By Kimathi wa Kanyoro
KAMPALA UGANDA, 06 January 2026 –
Thirty-five years after the United States kidnapped or rather, extracted, Panama’s General Manuel Noriega in a daring raid to face drug-related charges, El Diablo (Satan), as many Spanish speaking leftist leaders have long branded the self-appointed Policeman of the World, has returned, bigger and brasher, to South America’s political theatre.
This time, with a masked invasion which saw Venezuela’s President Nicolás Maduro and the First Lady, scooped and transported to the US to face drug related charges after a brief firefight with Bolivarian forces.
The development comes after Washington spent the last two decades paying bloody visits to Baghdad and Libya, and more recently Syria, where it maintains roughly 2,000 boots on the ground, ostensibly under a counter-terrorism mandate.
In the Venezuelan case, Trump set the tone by accusing Nicolás Maduro of “moving” and profiting from drugs. Same lazy cliché America deploys whenever it wants to depose a foreign leader and pillage a country. Question: How does a country that boasts of nearly 17 percent of the world’s oil reserve engage in such?
US military interventions
However, history tells us that these accusations are often a smokescreen, for installing puppet regimes that serve US imperial interests rather than the will of native populations.
Over the years, the Office of Strategic Services, now known as the Central Intelligence Agency (CIA), has perfected this playbook. In 1953, the US helped overthrow Iran’s democratically elected prime minister, Mohammad Mossadegh, after he nationalized the Anglo-Iranian Oil Company.
America, the self-styled champion of democracy, also had a hand in the coup that toppled Chilean President Salvador Allende through Operation FUBELT, replacing him with General Augusto Pinochet, a soul-ripper.
The same impulse drove the ill-fated ‘Bay of Pigs invasion’ to overthrow Cuban President Fidel Castro.
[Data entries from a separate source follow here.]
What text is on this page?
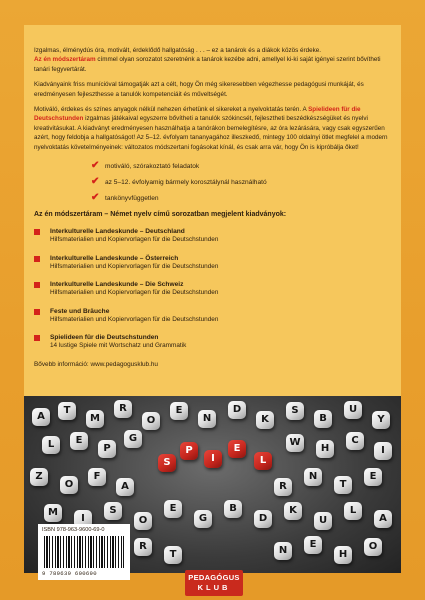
Izgalmas, élménydús óra, motivált, érdeklődő hallgatóság . . . – ez a tanárok és a diákok közös érdeke.
Az én módszertáram címmel olyan sorozatot szeretnénk a tanárok kezébe adni, amellyel ki-ki saját igényei szerint bővítheti tanári fegyvertárát.

Kiadványaink friss munícióval támogatják azt a célt, hogy Ön még sikeresebben végezhesse pedagógusi munkáját, és eredményesen fejleszthesse a tanulók kompetenciáit és műveltségét.

Motiváló, érdekes és színes anyagok nélkül nehezen érhetünk el sikereket a nyelvoktatás terén. A Spielideen für die Deutschstunden izgalmas játékaival egyszerre bővítheti a tanulók szókincsét, fejlesztheti beszédkészségüket és nyelvi kreativitásukat. A kiadványt eredményesen használhatja a tanórákon bemelegítésre, az óra lezárására, vagy csak egyszerűen azért, hogy feldobja a hallgatóságot! Az 5–12. évfolyam tananyagához illeszkedő, mintegy 100 oldalnyi ötlet megfelel a modern nyelvoktatás követelményeinek: változatos módszertani fogásokat kínál, és csak arra vár, hogy Ön is kipróbálja őket!

✔ motiváló, szórakoztató feladatok
✔ az 5–12. évfolyamig bármely korosztálynál használható
✔ tankönyvfüggetlen
Az én módszertáram – Német nyelv című sorozatban megjelent kiadványok:
Interkulturelle Landeskunde – Deutschland
Hilfsmaterialien und Kopiervorlagen für die Deutschstunden
Interkulturelle Landeskunde – Österreich
Hilfsmaterialien und Kopiervorlagen für die Deutschstunden
Interkulturelle Landeskunde – Die Schweiz
Hilfsmaterialien und Kopiervorlagen für die Deutschstunden
Feste und Bräuche
Hilfsmaterialien und Kopiervorlagen für die Deutschstunden
Spielideen für die Deutschstunden
14 lustige Spiele mit Wortschatz und Grammatik
Bővebb információ: www.pedagogusklub.hu
A
T
M
R
O
E
N
D
K
S
B
U
Y
L	E
P
G
S
P
I
E
L
W
H
C
I
Z
O
F
A	R
N
T
E
M
I
S
O
E
G
B
D
K
U
L
A
R
T	N
E
H
O
ISBN 978-963-9600-69-0
9 789639 600690	PEDAGÓGUS
KLUB
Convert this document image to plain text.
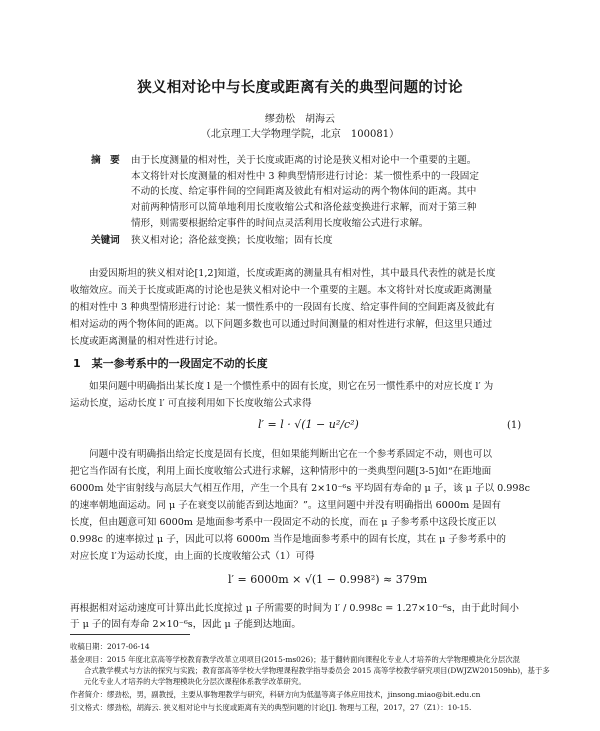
狭义相对论中与长度或距离有关的典型问题的讨论
缪劲松　胡海云
（北京理工大学物理学院，北京　100081）
摘　要	由于长度测量的相对性，关于长度或距离的讨论是狭义相对论中一个重要的主题。
本文将针对长度测量的相对性中 3 种典型情形进行讨论：某一惯性系中的一段固定
不动的长度、给定事件间的空间距离及彼此有相对运动的两个物体间的距离。其中
对前两种情形可以简单地利用长度收缩公式和洛伦兹变换进行求解，而对于第三种
情形，则需要根据给定事件的时间点灵活利用长度收缩公式进行求解。
关键词	狭义相对论；洛伦兹变换；长度收缩；固有长度
由爱因斯坦的狭义相对论[1,2]知道，长度或距离的测量具有相对性，其中最具代表性的就是长度
收缩效应。而关于长度或距离的讨论也是狭义相对论中一个重要的主题。本文将针对长度或距离测量
的相对性中 3 种典型情形进行讨论：某一惯性系中的一段固有长度、给定事件间的空间距离及彼此有
相对运动的两个物体间的距离。以下问题多数也可以通过时间测量的相对性进行求解，但这里只通过
长度或距离测量的相对性进行讨论。
1　某一参考系中的一段固定不动的长度
如果问题中明确指出某长度 l 是一个惯性系中的固有长度，则它在另一惯性系中的对应长度 l′ 为
运动长度，运动长度 l′ 可直接利用如下长度收缩公式求得
l′ = l · √(1 − u²/c²)	(1)
问题中没有明确指出给定长度是固有长度，但如果能判断出它在一个参考系固定不动，则也可以
把它当作固有长度，利用上面长度收缩公式进行求解，这种情形中的一类典型问题[3-5]如“在距地面
6000m 处宇宙射线与高层大气相互作用，产生一个具有 2×10⁻⁶s 平均固有寿命的 μ 子，该 μ 子以 0.998c
的速率朝地面运动。同 μ 子在衰变以前能否到达地面？”。这里问题中并没有明确指出 6000m 是固有
长度，但由题意可知 6000m 是地面参考系中一段固定不动的长度，而在 μ 子参考系中这段长度正以
0.998c 的速率掠过 μ 子，因此可以将 6000m 当作是地面参考系中的固有长度，其在 μ 子参考系中的
对应长度 l′为运动长度，由上面的长度收缩公式（1）可得
l′ = 6000m × √(1 − 0.998²) ≈ 379m
再根据相对运动速度可计算出此长度掠过 μ 子所需要的时间为 l′ / 0.998c = 1.27×10⁻⁶s，由于此时间小
于 μ 子的固有寿命 2×10⁻⁶s，因此 μ 子能到达地面。
收稿日期：2017-06-14
基金项目：2015 年度北京高等学校教育教学改革立项项目(2015-ms026)；基于翻转面向课程化专业人才培养的大学物理模块化分层次混
合式教学模式与方法的探究与实践；教育部高等学校大学物理课程教学指导委员会 2015 高等学校教学研究项目(DWJZW201509hb)，基于多
元化专业人才培养的大学物理模块化分层次课程体系教学改革研究。
作者简介：缪劲松，男，副教授，主要从事物理教学与研究，科研方向为低温等离子体应用技术，jinsong.miao@bit.edu.cn
引文格式：缪劲松，胡海云. 狭义相对论中与长度或距离有关的典型问题的讨论[J]. 物理与工程，2017，27（Z1）：10-15.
Yes, America was heavily involved in the removal of Democratic Republic of Congo (DRC) Prime Minister Patrice Lumumba and his subsequent ‘un-aliving’.
Therefore, America lacks the moral authority to lecture even the recently independent countries on democracy, because time had proved that control has been her mission.
The danger I see with this, is that once Trump, whom an analyst recently likened to a ‘monkey with a machine gun’, is called to order, other countries may begin settling scores in the same fashion.
Imagine waking up and you hear that Putin hauled in Zelensky last night. Or that, a designated bunch of African Presidents, especially, those that don’t align with the West, have been netted in an overnight fishing expedition and are aboard USS Hershel Williams enroute to the US for trial over rights abuses.
Economy in decline
And there are plausible reasons for leaders, in the true meaning of the word, of the Global South to be afraid. The American economy has not been doing well for the past so many years. Data from the US Treasury Department, shows that the average Gross Domestic Product for the 2025 fiscal year was $30.36 Trillion, which was less than the U.S. debt of $37.64 Trillion.
This imbalance suggests that the federal government is facing growing difficulty in servicing its debt.
In an attempt to correct this and stimulate growth, Trump, elected last year, imposed reciprocal tariffs on 180 countries, including long-time allies such as Australia. China, which was hit with tariffs as high as 145 percent, responded in kind, slapping a 125 percent tariff on American goods.
His measures which had initially been hailed as an economic masterstroke quickly morphed into Russian roulette. Others turned elsewhere for market.
Desperate measures
Trump then rolled out mass deportations, to deny undocumented migrants a share of the much-touted ‘American Dream’. On December 10 last year, the U.S. Department of Homeland Security (DHS) announced that since the start of the year, 605,000 migrants had been deported, while a further 1.9 million had voluntarily self-deported.
With this yanking, yielding meager returns, it appears, America’s fallback position, as has always been, is war economics.
The author is a practicing journalist and a law-abiding citizen of Uganda.